A sloppy 5-hour session with raw PDFs, 30 turns, and Opus for everything costs $8-10 in compute (800K-1M input tokens). The same work done cleanly — markdown conversion, fresh conversations every 10-15 turns, model tiering (Opus for reasoning, Sonnet for execution, Haiku for polish) — costs about $1 (100-150K input tokens). Across a 10-person team, that is $2,000/month vs. $250/month.

The “Stupid Button” Token Audit Tool

Nate built a diagnostic tool with six questions: (1) Are you feeding raw PDFs/images when you only need text? (2) When did you last start a fresh conversation? (3) Are you using the most expensive model for everything? (4) Do you know what loads in context before you type? (5) Are you caching stable context for API calls? (6) Are you handling web search efficiently? The tool includes a prompt, an audit skill, and guardrails for the Open Brain ecosystem.

Five Commandments for Agent Token Management

  1. Index your references — use retrieval to scope what the model sees, not full document dumps. 2. Pre-process context — documents should arrive ready to use, not ready to be read. 3. Cache stable context — system prompts, tool definitions, and reference material get a 90% discount on cache hits. 4. Scope each agent’s context to the minimum needed — a planning agent does not need the full codebase. 5. Measure what you burn — track per-call token cost, input/output tokens, model mix, and cost ratio.
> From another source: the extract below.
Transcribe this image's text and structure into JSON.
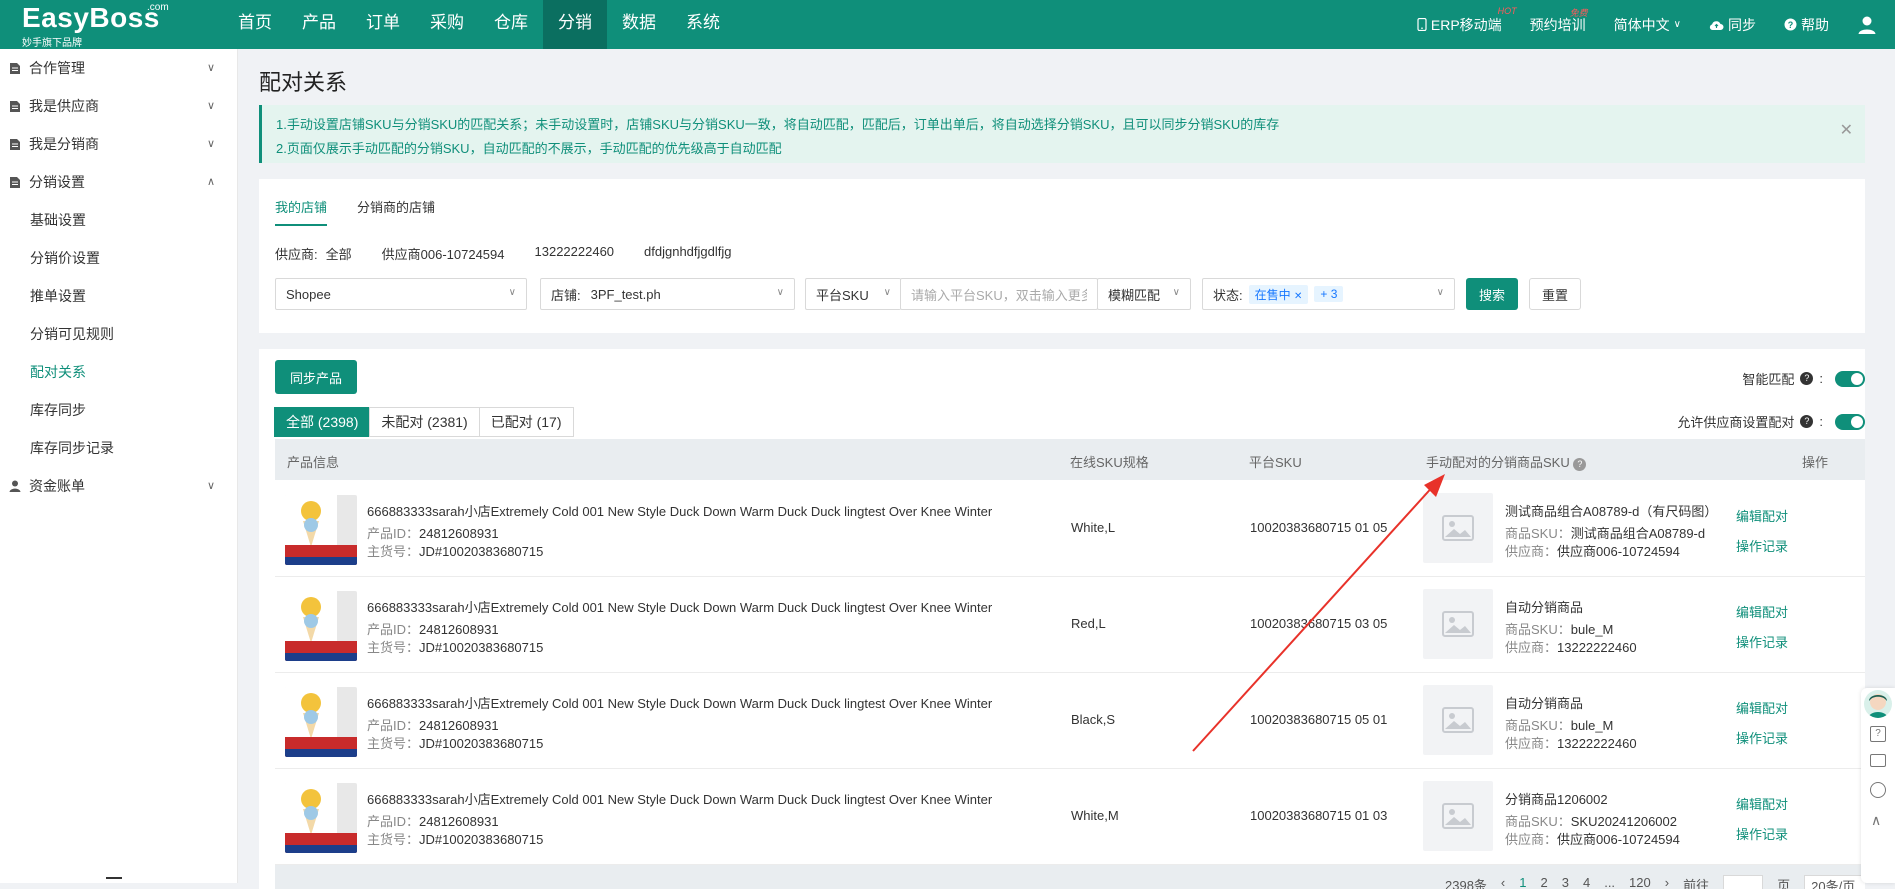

Cultural Shift: Smart Token Usage

Burning tokens has become a badge of honor, but the goal should be efficient burning. Use your full token allocation, but spend it on meaningful, bold, creative work rather than wasting it on convertible PDFs and sprawling conversations.

Summary

Actionable Insights:

  • Convert all documents to markdown before feeding them to any LLM. This single habit can reduce token usage by 20x. Use free web converters, Claude itself, or tools like Open Brain’s plugin. Screenshots are also terribly inefficient — copy and paste text instead.

  • Start fresh conversations every 10-15 turns. Every turn resends the entire conversation history. Separate research/exploration sessions from focused work sessions, then bring consolidated findings into a clean chat.
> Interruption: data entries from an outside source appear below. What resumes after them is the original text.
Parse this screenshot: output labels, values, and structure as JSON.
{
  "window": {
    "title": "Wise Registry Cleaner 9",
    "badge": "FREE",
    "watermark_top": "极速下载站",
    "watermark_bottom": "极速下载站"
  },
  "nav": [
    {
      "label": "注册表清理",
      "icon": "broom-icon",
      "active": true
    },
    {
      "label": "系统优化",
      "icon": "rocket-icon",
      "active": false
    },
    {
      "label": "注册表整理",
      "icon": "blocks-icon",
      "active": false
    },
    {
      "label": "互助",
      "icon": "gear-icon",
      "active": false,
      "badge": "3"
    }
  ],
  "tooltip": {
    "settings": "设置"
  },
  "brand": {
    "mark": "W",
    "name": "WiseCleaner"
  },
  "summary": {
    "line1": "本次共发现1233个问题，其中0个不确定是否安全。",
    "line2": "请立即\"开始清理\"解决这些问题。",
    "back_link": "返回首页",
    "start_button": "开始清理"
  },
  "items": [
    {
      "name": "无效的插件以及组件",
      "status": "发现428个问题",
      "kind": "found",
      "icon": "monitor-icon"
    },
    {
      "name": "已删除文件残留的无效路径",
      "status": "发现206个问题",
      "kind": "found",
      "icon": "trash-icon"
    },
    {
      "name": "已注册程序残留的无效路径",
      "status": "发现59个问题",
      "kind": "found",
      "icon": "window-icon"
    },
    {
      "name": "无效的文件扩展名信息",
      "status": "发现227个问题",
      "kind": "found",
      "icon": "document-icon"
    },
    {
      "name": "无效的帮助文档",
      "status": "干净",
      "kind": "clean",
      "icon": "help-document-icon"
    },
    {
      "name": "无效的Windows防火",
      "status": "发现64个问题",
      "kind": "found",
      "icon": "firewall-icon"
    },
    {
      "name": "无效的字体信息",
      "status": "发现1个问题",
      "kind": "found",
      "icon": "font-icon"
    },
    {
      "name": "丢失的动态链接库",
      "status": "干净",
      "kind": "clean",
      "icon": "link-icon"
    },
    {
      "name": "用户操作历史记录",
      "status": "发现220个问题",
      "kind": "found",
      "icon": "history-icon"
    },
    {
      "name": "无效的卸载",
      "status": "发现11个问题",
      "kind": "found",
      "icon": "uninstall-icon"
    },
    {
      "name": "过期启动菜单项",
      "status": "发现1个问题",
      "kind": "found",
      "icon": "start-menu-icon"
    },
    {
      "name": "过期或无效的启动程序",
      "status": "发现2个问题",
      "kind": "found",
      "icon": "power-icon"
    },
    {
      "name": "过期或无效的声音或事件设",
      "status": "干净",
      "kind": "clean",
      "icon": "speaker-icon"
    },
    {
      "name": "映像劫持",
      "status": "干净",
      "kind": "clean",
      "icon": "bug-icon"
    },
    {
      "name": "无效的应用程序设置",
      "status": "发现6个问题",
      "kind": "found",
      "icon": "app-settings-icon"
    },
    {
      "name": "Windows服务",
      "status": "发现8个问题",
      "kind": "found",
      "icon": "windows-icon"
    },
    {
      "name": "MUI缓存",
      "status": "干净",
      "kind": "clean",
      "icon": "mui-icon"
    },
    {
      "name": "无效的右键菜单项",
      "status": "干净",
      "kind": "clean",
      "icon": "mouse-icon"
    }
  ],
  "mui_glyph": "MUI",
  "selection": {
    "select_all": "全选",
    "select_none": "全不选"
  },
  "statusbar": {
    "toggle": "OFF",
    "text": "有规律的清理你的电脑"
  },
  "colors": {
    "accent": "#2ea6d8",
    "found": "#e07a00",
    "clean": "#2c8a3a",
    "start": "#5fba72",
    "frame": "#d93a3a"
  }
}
  • Tier your model usage. Use Opus/top models for reasoning and complex tasks, Sonnet/mid-tier for execution, and Haiku/cheap models for formatting and polish. Do not use a Ferrari for grocery runs.

  • Audit and prune your plugins and connectors regularly. Each unused plugin silently consumes tokens on every conversation. Remove anything you have not used recently.
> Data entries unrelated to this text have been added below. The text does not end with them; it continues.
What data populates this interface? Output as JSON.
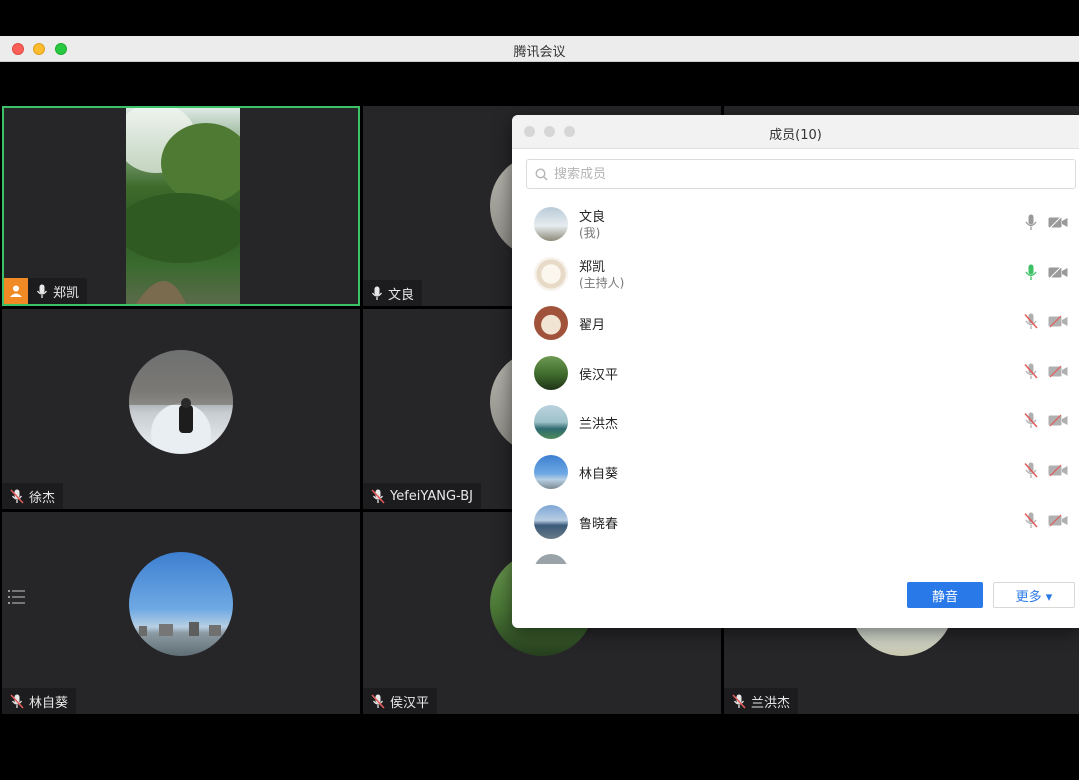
{
  "window": {
    "title": "腾讯会议"
  },
  "tiles": [
    {
      "name": "郑凯",
      "mic": "on",
      "host_badge": true,
      "active": true
    },
    {
      "name": "文良",
      "mic": "on"
    },
    {
      "name": "徐杰",
      "mic": "muted"
    },
    {
      "name": "YefeiYANG-BJ",
      "mic": "muted"
    },
    {
      "name": "林自葵",
      "mic": "muted"
    },
    {
      "name": "侯汉平",
      "mic": "muted"
    },
    {
      "name": "兰洪杰",
      "mic": "muted"
    }
  ],
  "members_panel": {
    "title": "成员(10)",
    "search_placeholder": "搜索成员",
    "members": [
      {
        "name": "文良",
        "sub": "(我)",
        "mic": "on",
        "mic_color": "#9a9a9a"
      },
      {
        "name": "郑凯",
        "sub": "(主持人)",
        "mic": "speaking",
        "mic_color": "#3cc166"
      },
      {
        "name": "翟月",
        "sub": "",
        "mic": "muted"
      },
      {
        "name": "侯汉平",
        "sub": "",
        "mic": "muted"
      },
      {
        "name": "兰洪杰",
        "sub": "",
        "mic": "muted"
      },
      {
        "name": "林自葵",
        "sub": "",
        "mic": "muted"
      },
      {
        "name": "鲁晓春",
        "sub": "",
        "mic": "muted"
      }
    ],
    "mute_label": "静音",
    "more_label": "更多 ▾"
  },
  "colors": {
    "accent": "#2a79e8",
    "active_border": "#3cc166",
    "muted_red": "#e25b5b"
  }
}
  • For API and agent builders: implement prompt caching immediately. Cache hits on Opus cost $0.50/million vs. $5/million standard — a 90% discount for stable content like system prompts, tool definitions, and reference docs. This is table stakes in 2026.

  • Use dedicated search tools (like Perplexity via MCP) instead of native LLM web search. This can save 10,000-50,000 tokens per search, run 5x faster, and return structured citations.

  • Prune system prompts for agents regularly. Remove legacy instructions from older model generations. As models get smarter, you can lean out context windows and trust the model to retrieve what it needs.

  • Instrument your token usage. You cannot optimize what you do not measure. Track per-session and per-call token costs, input vs. output tokens, and model mix.

  • Career advice: Token management is becoming a critical job skill. As models get more expensive, the ability to use AI efficiently will directly impact ROI. Jensen Huang’s $250K/year/developer figure makes this a business-critical competency, not a nice-to-have.

  • Prepare now for more expensive models. Claude Mythos and next-gen models are expected within 1-2 months with potentially 10x higher pricing. The wasteful habits tolerable today will become very costly at scale.